Sandalyeden kalktım. Üniformamı düzelttim. Kolay, kolay kazanmamıştım bu şanlı üniformayı. Benim için çok önemliydi. En çok ise formanın sağ kolundaki Türk bayrağı. Onun için canımı bile feda ederdim. Tıpkı babam gibi. Çıkışa yöneldim. Yemekhanedeki askerlerin selamını aldım. Kapının önüne geldiğimde durdum. Telefonu açtım ve kulağıma götürdüm.

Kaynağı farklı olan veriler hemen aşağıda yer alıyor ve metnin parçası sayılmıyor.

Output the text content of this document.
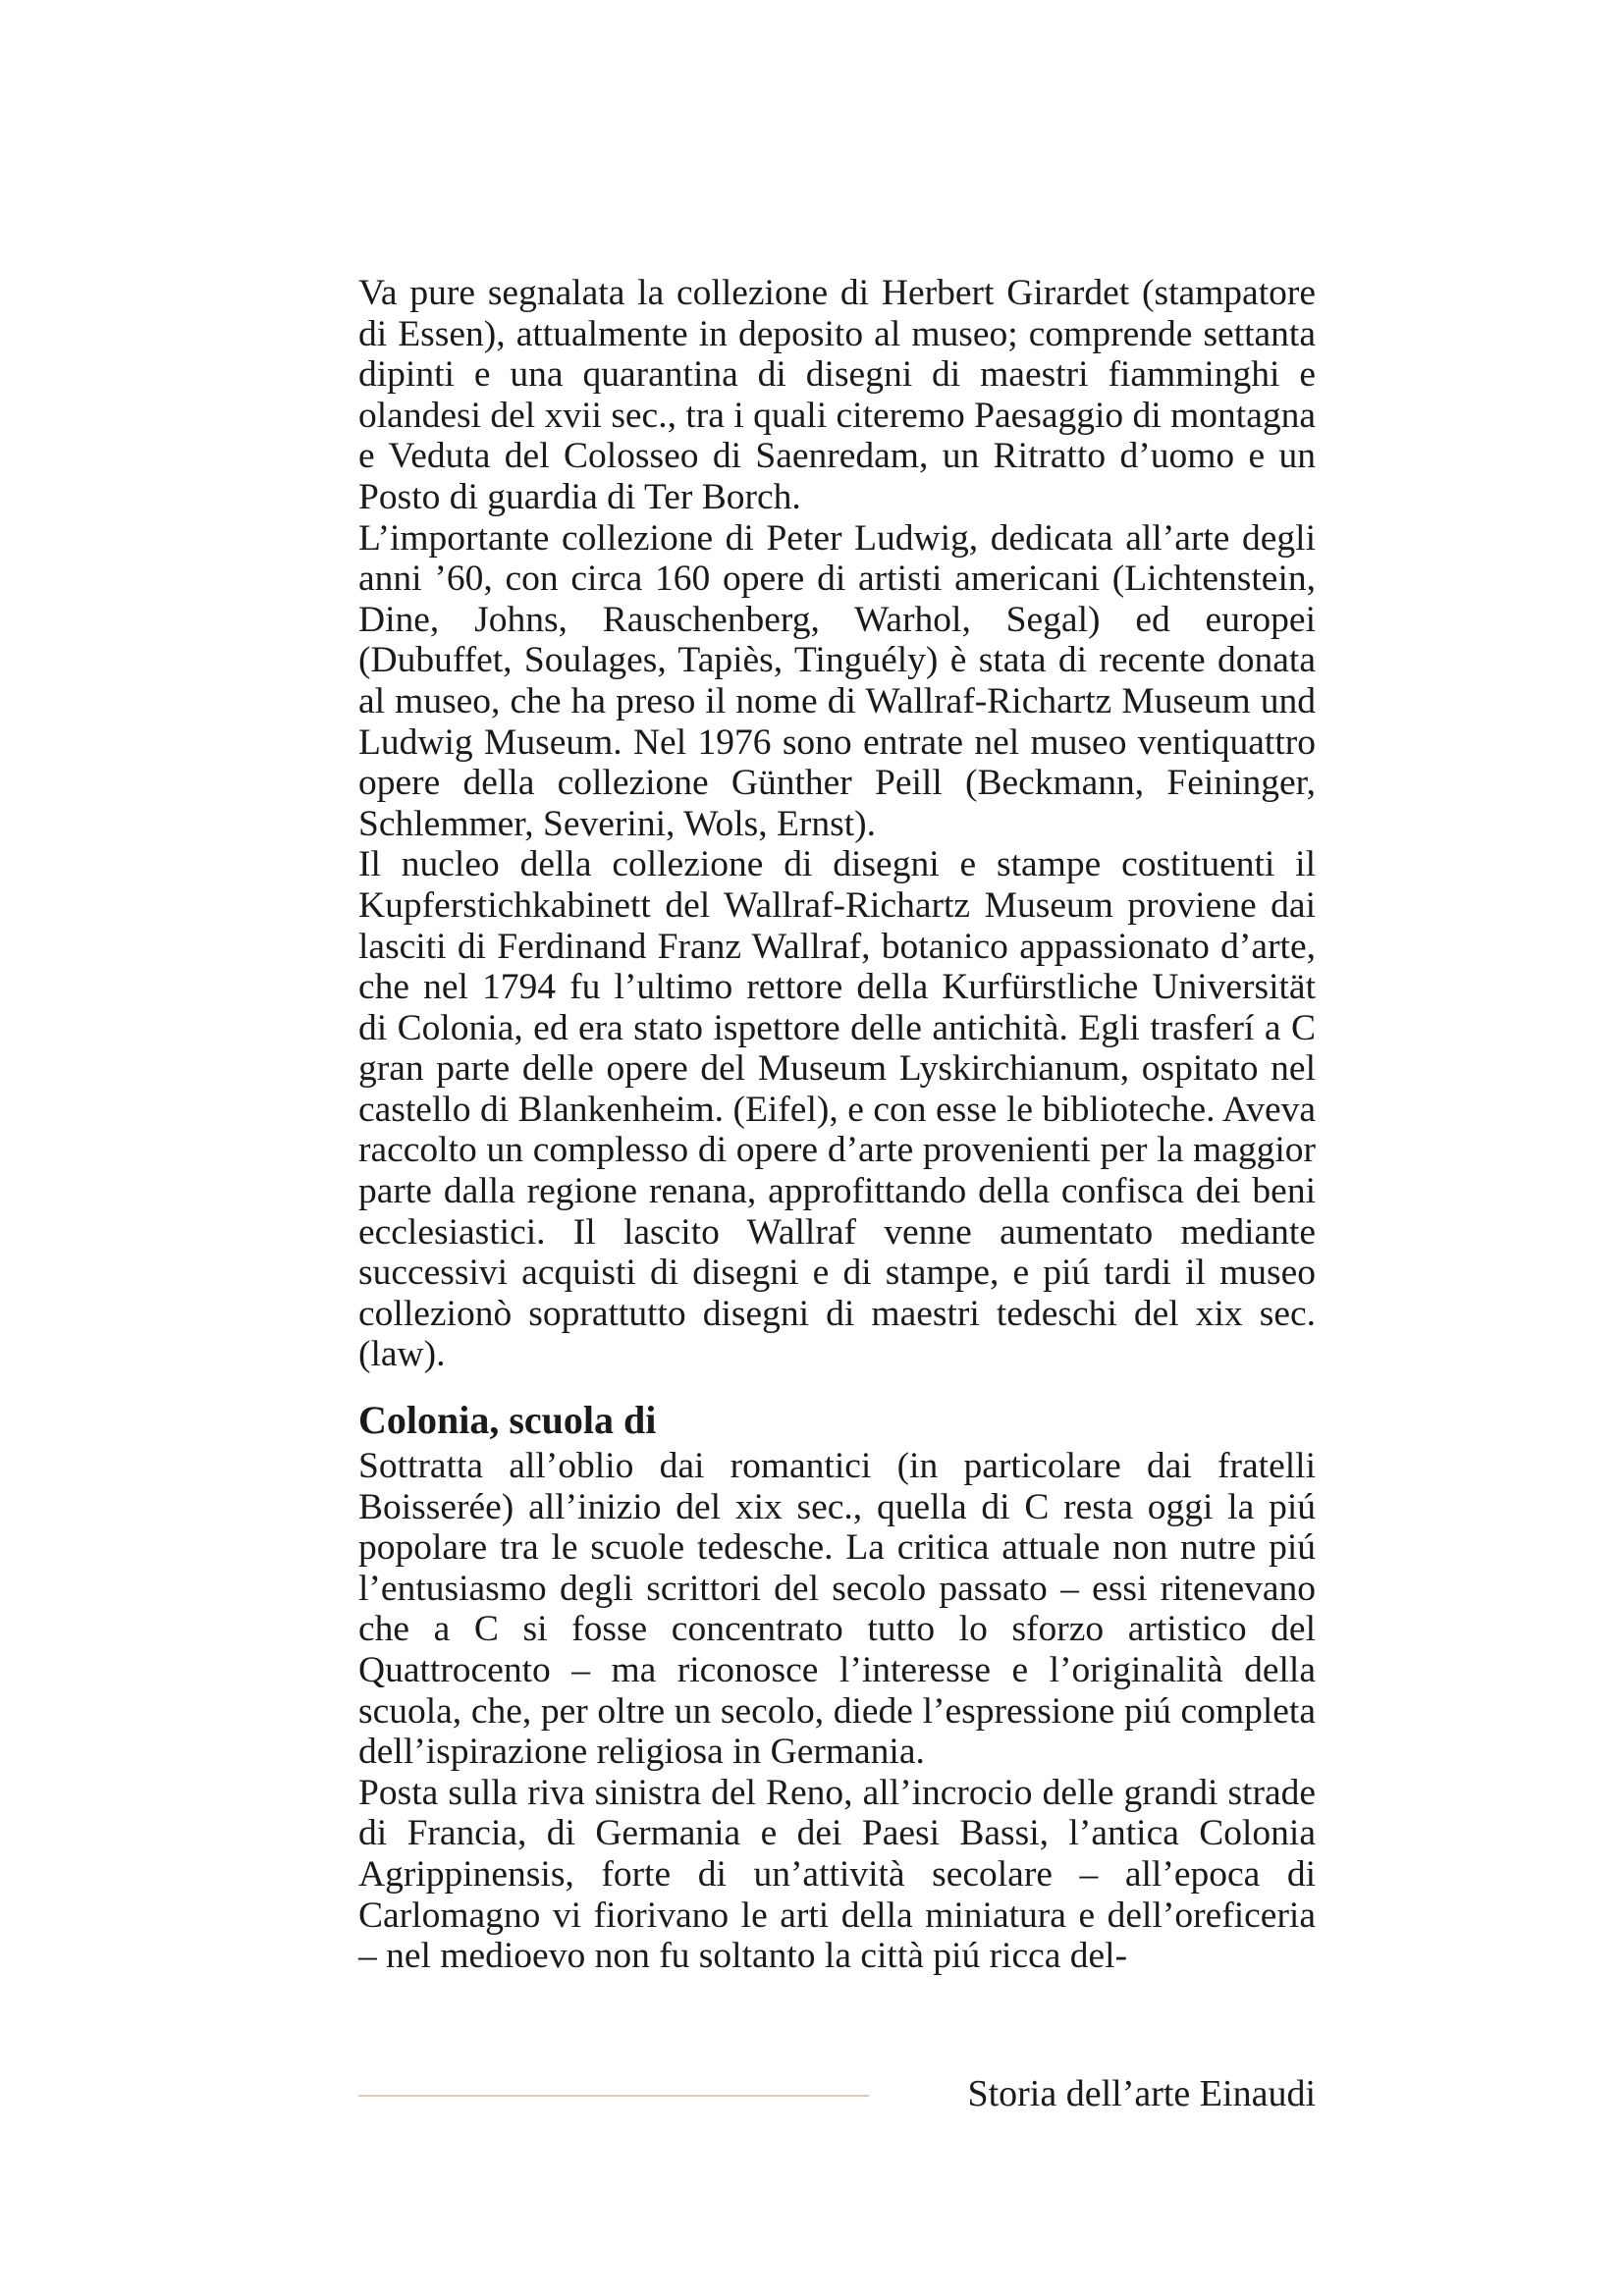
Va pure segnalata la collezione di Herbert Girardet (stampatore di Essen), attualmente in deposito al museo; comprende settanta dipinti e una quarantina di disegni di maestri fiamminghi e olandesi del xvii sec., tra i quali citeremo Paesaggio di montagna e Veduta del Colosseo di Saenredam, un Ritratto d’uomo e un Posto di guardia di Ter Borch.

L’importante collezione di Peter Ludwig, dedicata all’arte degli anni ’60, con circa 160 opere di artisti americani (Lichtenstein, Dine, Johns, Rauschenberg, Warhol, Segal) ed europei (Dubuffet, Soulages, Tapiès, Tinguély) è stata di recente donata al museo, che ha preso il nome di Wallraf-Richartz Museum und Ludwig Museum. Nel 1976 sono entrate nel museo ventiquattro opere della collezione Günther Peill (Beckmann, Feininger, Schlemmer, Severini, Wols, Ernst).

Il nucleo della collezione di disegni e stampe costituenti il Kupferstichkabinett del Wallraf-Richartz Museum proviene dai lasciti di Ferdinand Franz Wallraf, botanico appassionato d’arte, che nel 1794 fu l’ultimo rettore della Kurfürstliche Universität di Colonia, ed era stato ispettore delle antichità. Egli trasferí a C gran parte delle opere del Museum Lyskirchianum, ospitato nel castello di Blankenheim. (Eifel), e con esse le biblioteche. Aveva raccolto un complesso di opere d’arte provenienti per la maggior parte dalla regione renana, approfittando della confisca dei beni ecclesiastici. Il lascito Wallraf venne aumentato mediante successivi acquisti di disegni e di stampe, e piú tardi il museo collezionò soprattutto disegni di maestri tedeschi del xix sec. (law).

Colonia, scuola di

Sottratta all’oblio dai romantici (in particolare dai fratelli Boisserée) all’inizio del xix sec., quella di C resta oggi la piú popolare tra le scuole tedesche. La critica attuale non nutre piú l’entusiasmo degli scrittori del secolo passato – essi ritenevano che a C si fosse concentrato tutto lo sforzo artistico del Quattrocento – ma riconosce l’interesse e l’originalità della scuola, che, per oltre un secolo, diede l’espressione piú completa dell’ispirazione religiosa in Germania.

Posta sulla riva sinistra del Reno, all’incrocio delle grandi strade di Francia, di Germania e dei Paesi Bassi, l’antica Colonia Agrippinensis, forte di un’attività secolare – all’epoca di Carlomagno vi fiorivano le arti della miniatura e dell’oreficeria – nel medioevo non fu soltanto la città piú ricca del-

Storia dell’arte Einaudi
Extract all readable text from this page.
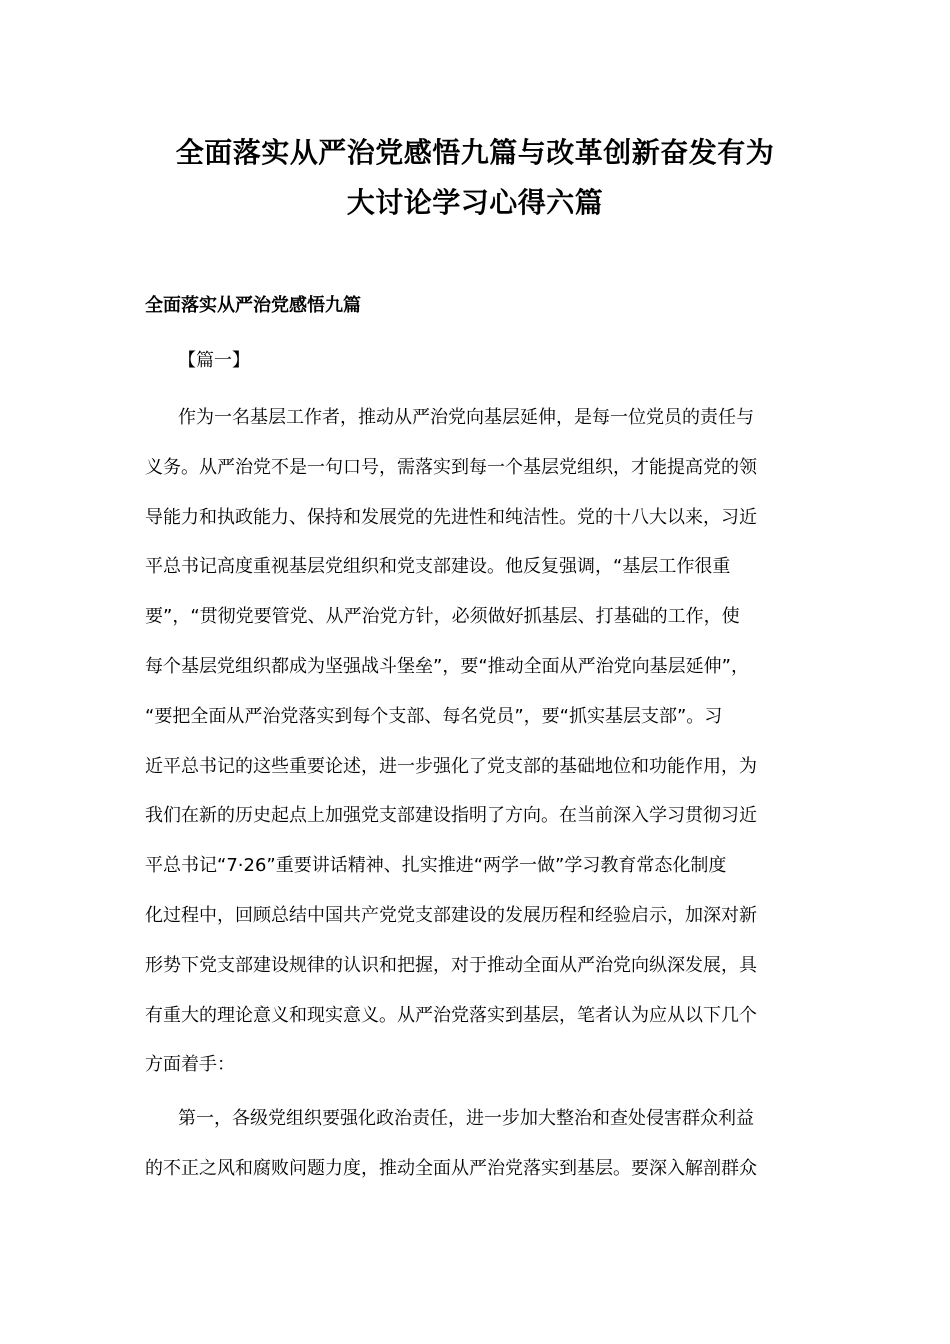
全面落实从严治党感悟九篇与改革创新奋发有为
大讨论学习心得六篇
全面落实从严治党感悟九篇
【篇一】

作为一名基层工作者，推动从严治党向基层延伸，是每一位党员的责任与
义务。从严治党不是一句口号，需落实到每一个基层党组织，才能提高党的领
导能力和执政能力、保持和发展党的先进性和纯洁性。党的十八大以来，习近
平总书记高度重视基层党组织和党支部建设。他反复强调，“基层工作很重
要”，“贯彻党要管党、从严治党方针，必须做好抓基层、打基础的工作，使
每个基层党组织都成为坚强战斗堡垒”，要“推动全面从严治党向基层延伸”，
“要把全面从严治党落实到每个支部、每名党员”，要“抓实基层支部”。习
近平总书记的这些重要论述，进一步强化了党支部的基础地位和功能作用，为
我们在新的历史起点上加强党支部建设指明了方向。在当前深入学习贯彻习近
平总书记“7·26”重要讲话精神、扎实推进“两学一做”学习教育常态化制度
化过程中，回顾总结中国共产党党支部建设的发展历程和经验启示，加深对新
形势下党支部建设规律的认识和把握，对于推动全面从严治党向纵深发展，具
有重大的理论意义和现实意义。从严治党落实到基层，笔者认为应从以下几个
方面着手：

第一，各级党组织要强化政治责任，进一步加大整治和查处侵害群众利益
的不正之风和腐败问题力度，推动全面从严治党落实到基层。要深入解剖群众
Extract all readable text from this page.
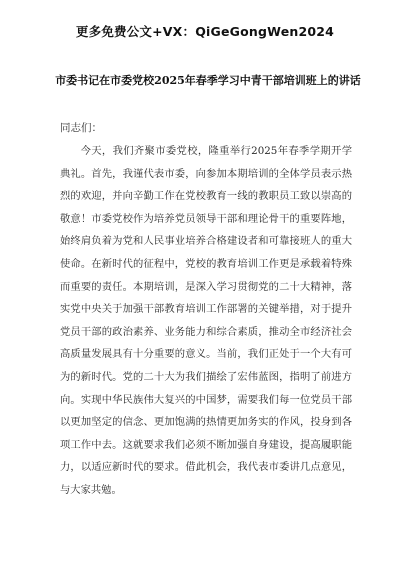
更多免费公文+VX：QiGeGongWen2024
市委书记在市委党校2025年春季学习中青干部培训班上的讲话
同志们：

今天，我们齐聚市委党校，隆重举行2025年春季学期开学典礼。首先，我谨代表市委，向参加本期培训的全体学员表示热烈的欢迎，并向辛勤工作在党校教育一线的教职员工致以崇高的敬意！市委党校作为培养党员领导干部和理论骨干的重要阵地，始终肩负着为党和人民事业培养合格建设者和可靠接班人的重大使命。在新时代的征程中，党校的教育培训工作更是承载着特殊而重要的责任。本期培训，是深入学习贯彻党的二十大精神，落实党中央关于加强干部教育培训工作部署的关键举措，对于提升党员干部的政治素养、业务能力和综合素质，推动全市经济社会高质量发展具有十分重要的意义。当前，我们正处于一个大有可为的新时代。党的二十大为我们描绘了宏伟蓝图，指明了前进方向。实现中华民族伟大复兴的中国梦，需要我们每一位党员干部以更加坚定的信念、更加饱满的热情更加务实的作风，投身到各项工作中去。这就要求我们必须不断加强自身建设，提高履职能力，以适应新时代的要求。借此机会，我代表市委讲几点意见，与大家共勉。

"Alo" Diyen anneme karşılık,
"Efendim anne" Dedim.
"Kızım, nasılsın? İyi misin?" Diyen annemin peş peşe sorularına karşılık gülümsedim.
"İyiyim anne. Sen nasılsın? Anneannem nasıl?"
"Bende iyiyim, anneannen'de"
"Kızım."
"Efendim Anne?"
"Hani senin küçükken bir tane arkadaşın vardı. Adı Eslem hatırlıyormusum?" İstesemde unutamadım ki insan çocukluğunu beraber geçirdiği insanı unuturmuydu?
"Evet."
"Öğretmen olmuş. Ben sana söylemedim ama biz birkaç aydır Seda teyzenle görüşüyoruz."
"İyi, sevindim." Öğretmen mi olmuştu? Küçükkende Öğretmen olmak istediğini söylerdi.
"Hakkari'ymiş mesleğine başlıyacağı yer." Hakkari'ymiş burada bir gün duramaz. Zaten çok tehlikeli bir yer. Etrafta kaç tane terörist geziyor haberi var mı?
"Burası çok tehlikeli bir yer." Dedim anneme.
"Ben de söyledim Seda teyzene ama Eslem ısrar ediyormuş. Yarın uçağı saat 08.00'da havalimanına inicekmiş. Müsaitsen onu sen alır mısın? "
"Alırım" Dedim.
"Tamam o zaman hadi görüşürüz annem."
"Görüşürüz." Dedim ve telefonu kapatıp cebime koydum. Çok merak ediyordum değişmişmiydi? Onu da yarın görücezdik. Derin düşüncelerle odama ilerledim.